Vibrio cyclitrophicus

Scientific classification
- Domain: Bacteria
- Kingdom: Pseudomonadati
- Phylum: Pseudomonadota
- Class: Gammaproteobacteria
- Order: Vibrionales
- Family: Vibrionaceae
- Genus: Vibrio
- Species: V. cyclitrophicus
- Binomial name: Vibrio cyclitrophicus Hedlund & Staley, 2001

= Vibrio cyclitrophicus =

- Genus: Vibrio
- Species: cyclitrophicus
- Authority: Hedlund & Staley, 2001

Species of bacterium

Vibrio cyclitrophicus (previously known as Vibrio cyclotrophicus ) is a polycyclic aromatic hydrocarbon (PAH)-degrading marine bacterium.
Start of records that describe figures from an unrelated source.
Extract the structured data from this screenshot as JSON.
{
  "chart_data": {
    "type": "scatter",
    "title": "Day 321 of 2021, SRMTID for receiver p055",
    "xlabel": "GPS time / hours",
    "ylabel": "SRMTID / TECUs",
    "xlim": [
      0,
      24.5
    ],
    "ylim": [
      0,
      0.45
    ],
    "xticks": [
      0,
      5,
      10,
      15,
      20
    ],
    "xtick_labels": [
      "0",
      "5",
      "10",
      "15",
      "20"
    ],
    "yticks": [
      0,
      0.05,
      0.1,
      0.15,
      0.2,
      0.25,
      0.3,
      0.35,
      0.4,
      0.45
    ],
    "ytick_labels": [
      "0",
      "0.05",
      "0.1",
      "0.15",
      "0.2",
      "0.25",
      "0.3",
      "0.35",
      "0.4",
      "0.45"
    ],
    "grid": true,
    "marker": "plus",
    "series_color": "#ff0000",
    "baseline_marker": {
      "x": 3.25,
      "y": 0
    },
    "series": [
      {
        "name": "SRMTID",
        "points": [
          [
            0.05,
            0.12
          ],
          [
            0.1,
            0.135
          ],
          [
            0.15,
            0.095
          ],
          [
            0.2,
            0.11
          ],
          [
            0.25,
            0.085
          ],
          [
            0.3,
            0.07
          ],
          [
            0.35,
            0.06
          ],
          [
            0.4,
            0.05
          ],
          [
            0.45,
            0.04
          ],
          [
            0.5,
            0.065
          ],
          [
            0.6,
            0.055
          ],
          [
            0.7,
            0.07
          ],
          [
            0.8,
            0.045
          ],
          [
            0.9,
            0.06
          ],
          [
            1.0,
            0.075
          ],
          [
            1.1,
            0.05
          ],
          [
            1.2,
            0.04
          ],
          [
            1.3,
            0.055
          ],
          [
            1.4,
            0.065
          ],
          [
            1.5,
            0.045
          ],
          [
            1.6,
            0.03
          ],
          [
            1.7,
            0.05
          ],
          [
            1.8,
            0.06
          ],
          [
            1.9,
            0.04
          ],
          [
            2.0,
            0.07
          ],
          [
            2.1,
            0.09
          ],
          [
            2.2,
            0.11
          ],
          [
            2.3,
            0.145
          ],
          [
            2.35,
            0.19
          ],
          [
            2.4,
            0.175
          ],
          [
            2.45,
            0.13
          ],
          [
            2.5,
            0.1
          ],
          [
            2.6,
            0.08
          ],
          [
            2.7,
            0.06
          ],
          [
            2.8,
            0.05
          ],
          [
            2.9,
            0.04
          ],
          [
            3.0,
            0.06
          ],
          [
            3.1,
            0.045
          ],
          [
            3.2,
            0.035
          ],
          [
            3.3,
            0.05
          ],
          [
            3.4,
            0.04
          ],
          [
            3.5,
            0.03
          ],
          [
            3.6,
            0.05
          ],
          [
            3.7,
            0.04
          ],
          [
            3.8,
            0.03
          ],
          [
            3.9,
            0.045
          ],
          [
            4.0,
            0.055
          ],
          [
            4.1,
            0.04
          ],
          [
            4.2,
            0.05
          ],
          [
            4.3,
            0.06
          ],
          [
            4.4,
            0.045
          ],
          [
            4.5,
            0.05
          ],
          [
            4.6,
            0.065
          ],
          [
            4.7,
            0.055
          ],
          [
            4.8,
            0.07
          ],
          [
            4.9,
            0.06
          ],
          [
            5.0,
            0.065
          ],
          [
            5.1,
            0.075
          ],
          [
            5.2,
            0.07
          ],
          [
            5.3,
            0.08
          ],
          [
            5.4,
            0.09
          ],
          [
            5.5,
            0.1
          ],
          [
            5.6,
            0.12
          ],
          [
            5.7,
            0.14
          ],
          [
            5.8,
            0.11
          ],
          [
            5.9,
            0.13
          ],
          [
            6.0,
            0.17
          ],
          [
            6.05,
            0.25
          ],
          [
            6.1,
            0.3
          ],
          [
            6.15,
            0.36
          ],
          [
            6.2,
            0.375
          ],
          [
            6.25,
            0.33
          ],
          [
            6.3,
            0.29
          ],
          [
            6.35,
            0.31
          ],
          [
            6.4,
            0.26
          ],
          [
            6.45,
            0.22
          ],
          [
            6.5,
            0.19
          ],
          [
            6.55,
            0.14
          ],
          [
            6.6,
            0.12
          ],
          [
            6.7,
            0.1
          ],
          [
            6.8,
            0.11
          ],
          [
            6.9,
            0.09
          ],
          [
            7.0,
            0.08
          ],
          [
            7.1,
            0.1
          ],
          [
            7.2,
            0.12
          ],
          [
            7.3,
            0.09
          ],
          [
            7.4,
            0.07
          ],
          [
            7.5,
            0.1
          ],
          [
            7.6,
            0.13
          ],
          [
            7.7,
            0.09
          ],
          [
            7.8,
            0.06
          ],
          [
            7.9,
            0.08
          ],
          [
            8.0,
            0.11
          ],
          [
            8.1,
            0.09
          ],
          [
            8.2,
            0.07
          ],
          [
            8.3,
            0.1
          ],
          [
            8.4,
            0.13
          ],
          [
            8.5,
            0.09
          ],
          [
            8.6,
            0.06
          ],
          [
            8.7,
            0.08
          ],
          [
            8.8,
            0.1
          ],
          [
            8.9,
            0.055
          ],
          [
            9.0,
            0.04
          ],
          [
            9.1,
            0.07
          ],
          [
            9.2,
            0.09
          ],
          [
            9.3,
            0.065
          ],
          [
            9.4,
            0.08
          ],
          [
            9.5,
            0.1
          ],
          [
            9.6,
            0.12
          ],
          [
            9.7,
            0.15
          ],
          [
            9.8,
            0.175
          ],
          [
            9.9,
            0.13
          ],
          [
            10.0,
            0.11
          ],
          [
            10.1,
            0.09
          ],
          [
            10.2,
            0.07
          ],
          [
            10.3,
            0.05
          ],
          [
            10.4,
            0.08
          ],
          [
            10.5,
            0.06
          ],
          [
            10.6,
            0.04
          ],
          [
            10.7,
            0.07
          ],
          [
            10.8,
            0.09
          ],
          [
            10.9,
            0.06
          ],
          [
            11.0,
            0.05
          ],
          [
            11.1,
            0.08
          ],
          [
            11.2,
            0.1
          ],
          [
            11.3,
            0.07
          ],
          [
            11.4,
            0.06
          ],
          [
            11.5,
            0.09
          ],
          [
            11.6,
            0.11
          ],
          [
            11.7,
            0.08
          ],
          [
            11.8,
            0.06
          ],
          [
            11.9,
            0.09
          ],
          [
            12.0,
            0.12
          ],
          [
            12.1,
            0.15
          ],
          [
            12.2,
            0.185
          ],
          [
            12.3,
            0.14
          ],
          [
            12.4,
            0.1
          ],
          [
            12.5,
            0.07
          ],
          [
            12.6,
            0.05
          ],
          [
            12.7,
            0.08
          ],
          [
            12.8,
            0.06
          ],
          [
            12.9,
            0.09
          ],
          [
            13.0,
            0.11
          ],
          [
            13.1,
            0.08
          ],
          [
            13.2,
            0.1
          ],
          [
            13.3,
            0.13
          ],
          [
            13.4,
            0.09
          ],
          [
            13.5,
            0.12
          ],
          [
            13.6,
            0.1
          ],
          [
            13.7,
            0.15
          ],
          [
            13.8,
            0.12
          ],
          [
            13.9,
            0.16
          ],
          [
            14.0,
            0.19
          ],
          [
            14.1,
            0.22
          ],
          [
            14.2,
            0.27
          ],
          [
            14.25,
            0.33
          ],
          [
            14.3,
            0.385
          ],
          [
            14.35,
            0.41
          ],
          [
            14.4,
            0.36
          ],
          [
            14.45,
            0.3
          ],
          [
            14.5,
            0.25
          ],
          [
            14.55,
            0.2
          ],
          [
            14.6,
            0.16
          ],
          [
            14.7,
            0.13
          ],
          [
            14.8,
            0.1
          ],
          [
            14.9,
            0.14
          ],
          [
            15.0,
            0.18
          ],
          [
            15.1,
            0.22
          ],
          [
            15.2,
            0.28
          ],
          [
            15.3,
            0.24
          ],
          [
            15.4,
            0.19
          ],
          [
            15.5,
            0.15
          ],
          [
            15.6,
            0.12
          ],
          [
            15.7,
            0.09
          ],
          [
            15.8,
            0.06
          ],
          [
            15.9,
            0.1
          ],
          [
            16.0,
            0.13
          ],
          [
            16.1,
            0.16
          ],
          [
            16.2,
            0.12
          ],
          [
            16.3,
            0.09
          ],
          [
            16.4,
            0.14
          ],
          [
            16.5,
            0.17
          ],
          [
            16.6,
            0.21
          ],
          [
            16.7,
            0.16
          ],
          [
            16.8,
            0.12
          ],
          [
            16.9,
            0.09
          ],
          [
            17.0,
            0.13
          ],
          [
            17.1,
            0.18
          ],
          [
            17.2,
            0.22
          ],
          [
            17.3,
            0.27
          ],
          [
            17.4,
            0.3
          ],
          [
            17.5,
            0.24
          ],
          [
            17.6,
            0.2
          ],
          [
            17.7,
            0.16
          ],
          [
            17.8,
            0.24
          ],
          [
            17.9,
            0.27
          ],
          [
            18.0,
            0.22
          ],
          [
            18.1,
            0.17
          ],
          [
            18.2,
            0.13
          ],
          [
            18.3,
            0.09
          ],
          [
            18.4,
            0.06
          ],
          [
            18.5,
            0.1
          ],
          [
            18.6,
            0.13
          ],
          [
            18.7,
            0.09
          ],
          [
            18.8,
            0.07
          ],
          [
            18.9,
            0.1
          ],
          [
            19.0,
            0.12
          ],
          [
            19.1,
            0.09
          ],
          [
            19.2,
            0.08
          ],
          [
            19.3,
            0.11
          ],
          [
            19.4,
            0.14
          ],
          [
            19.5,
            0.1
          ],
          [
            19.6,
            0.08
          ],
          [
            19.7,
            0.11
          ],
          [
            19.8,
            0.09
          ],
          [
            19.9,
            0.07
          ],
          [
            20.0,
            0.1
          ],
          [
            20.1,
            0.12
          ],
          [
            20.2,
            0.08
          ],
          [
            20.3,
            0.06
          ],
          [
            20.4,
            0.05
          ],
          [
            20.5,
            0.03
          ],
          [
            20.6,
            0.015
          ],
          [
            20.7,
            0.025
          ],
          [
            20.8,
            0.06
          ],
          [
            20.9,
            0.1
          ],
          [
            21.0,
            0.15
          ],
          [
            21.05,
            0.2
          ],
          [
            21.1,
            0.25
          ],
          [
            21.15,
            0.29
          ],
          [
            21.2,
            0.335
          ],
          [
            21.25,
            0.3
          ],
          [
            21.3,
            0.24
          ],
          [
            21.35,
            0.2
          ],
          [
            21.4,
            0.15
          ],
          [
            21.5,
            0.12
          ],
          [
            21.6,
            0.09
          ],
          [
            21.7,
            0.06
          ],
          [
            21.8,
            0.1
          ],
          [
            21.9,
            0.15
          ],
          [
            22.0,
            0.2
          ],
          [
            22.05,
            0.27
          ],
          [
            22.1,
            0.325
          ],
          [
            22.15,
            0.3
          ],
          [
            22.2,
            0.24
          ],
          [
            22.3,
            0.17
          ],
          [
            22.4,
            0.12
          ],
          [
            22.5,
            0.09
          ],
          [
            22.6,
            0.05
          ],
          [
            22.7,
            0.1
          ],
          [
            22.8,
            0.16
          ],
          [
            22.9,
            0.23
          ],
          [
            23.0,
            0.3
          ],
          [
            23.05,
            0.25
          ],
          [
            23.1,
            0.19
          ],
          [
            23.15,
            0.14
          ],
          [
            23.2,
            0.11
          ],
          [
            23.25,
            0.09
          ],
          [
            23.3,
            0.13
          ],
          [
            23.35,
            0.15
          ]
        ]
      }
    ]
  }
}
The type strain is P-2P44^{T} (=ATCC 700982^{T}=PICC 106644^{T}).

==Description==

Its cells are rod-shaped, some cells being curved. A high percentage of cells are motile during exponential growth, and a few cells are motile during stationary phase. Cells possess either one or two polar or subpolar flagella. Exponential-phase cells measured 0.6-5.0 μm. Some cells form involution bodies during the stationary phase.